Methods: We conducted a double-blind, placebo-controlled study of 22 allergic children ages 6 to 18 years who received rush immunotherapy. Active treatment consisted of a combination of H1 and H2 histamine antagonists and a corticosteroid in gelatin capsules given prior to administration of rush immunotherapy whereas placebo patients received lactose. Rush immunotherapy consisted of eight injections of increasing doses of a mixture of allergens to which each patient was skin-reactive over 1 1/2 days. Serial skin tests and peak expiratory flow rate measurements were performed during the procedure. Following the initial series of injections, patients were followed for 8 weeks and had blood drawn at 2-week intervals for measurements of specific IgG and IgE.

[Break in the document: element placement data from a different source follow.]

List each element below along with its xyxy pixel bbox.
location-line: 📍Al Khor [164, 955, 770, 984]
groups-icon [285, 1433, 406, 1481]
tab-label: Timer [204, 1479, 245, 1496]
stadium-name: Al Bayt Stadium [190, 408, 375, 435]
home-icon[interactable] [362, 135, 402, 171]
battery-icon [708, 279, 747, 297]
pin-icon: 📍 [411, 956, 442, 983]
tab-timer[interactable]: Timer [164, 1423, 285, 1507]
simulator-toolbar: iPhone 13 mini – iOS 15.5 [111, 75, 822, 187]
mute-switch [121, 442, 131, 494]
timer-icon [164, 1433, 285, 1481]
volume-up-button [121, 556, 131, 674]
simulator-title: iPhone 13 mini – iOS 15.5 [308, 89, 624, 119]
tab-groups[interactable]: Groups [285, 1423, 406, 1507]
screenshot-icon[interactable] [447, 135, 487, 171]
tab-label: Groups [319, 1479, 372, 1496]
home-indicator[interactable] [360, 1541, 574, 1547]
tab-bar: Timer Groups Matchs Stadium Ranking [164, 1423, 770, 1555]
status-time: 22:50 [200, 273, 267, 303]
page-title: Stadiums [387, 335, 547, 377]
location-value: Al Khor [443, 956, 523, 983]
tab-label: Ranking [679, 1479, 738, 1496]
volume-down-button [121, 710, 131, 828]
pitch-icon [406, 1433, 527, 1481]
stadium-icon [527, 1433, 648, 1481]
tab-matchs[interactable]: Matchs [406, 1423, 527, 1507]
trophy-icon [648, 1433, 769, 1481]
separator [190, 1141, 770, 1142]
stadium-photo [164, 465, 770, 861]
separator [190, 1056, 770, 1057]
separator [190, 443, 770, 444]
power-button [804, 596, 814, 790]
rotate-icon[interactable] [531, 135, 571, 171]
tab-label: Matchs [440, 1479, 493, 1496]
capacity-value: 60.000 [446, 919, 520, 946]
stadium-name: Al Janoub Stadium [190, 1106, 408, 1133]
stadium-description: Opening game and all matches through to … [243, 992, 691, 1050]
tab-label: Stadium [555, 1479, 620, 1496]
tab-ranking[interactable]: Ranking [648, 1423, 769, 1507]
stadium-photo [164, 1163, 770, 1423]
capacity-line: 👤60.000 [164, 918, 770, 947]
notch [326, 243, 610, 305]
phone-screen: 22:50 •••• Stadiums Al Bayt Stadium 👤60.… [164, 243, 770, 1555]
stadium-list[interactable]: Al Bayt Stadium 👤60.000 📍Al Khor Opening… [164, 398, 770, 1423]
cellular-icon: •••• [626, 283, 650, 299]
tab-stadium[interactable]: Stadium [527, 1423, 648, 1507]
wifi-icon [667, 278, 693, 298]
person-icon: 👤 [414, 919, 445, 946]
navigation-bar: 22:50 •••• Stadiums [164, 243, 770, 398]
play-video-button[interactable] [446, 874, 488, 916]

Results: Systemic reactions were observed in 3 (27%) active and 8 (73%) placebo patients (Fisher's exact test: P = .047). The mean time for systemic reactions was 63 minutes after a previous injection. The most common dose causing a systemic reaction was 0.3 mL of 1:1000 (wt/vol). The best predictors of development of a systemic reaction were degrees of skin sensitivity to the extract before and after premedication. Local reactions were not associated with subsequent systemic reactions. Specific IgG rose by 2 weeks while specific IgE did not change significantly during the 8-week follow-up period. Pretreatment did not change the number of systemic reactions seen with subsequent injections.
Conclusions: Premedication significantly reduces the incidence of systemic reactions during rush immunotherapy and is therefore recommended. Degree of skin sensitivity to the injected extract may eventually prove to be a clinically useful predictor for the development of systemic reactions.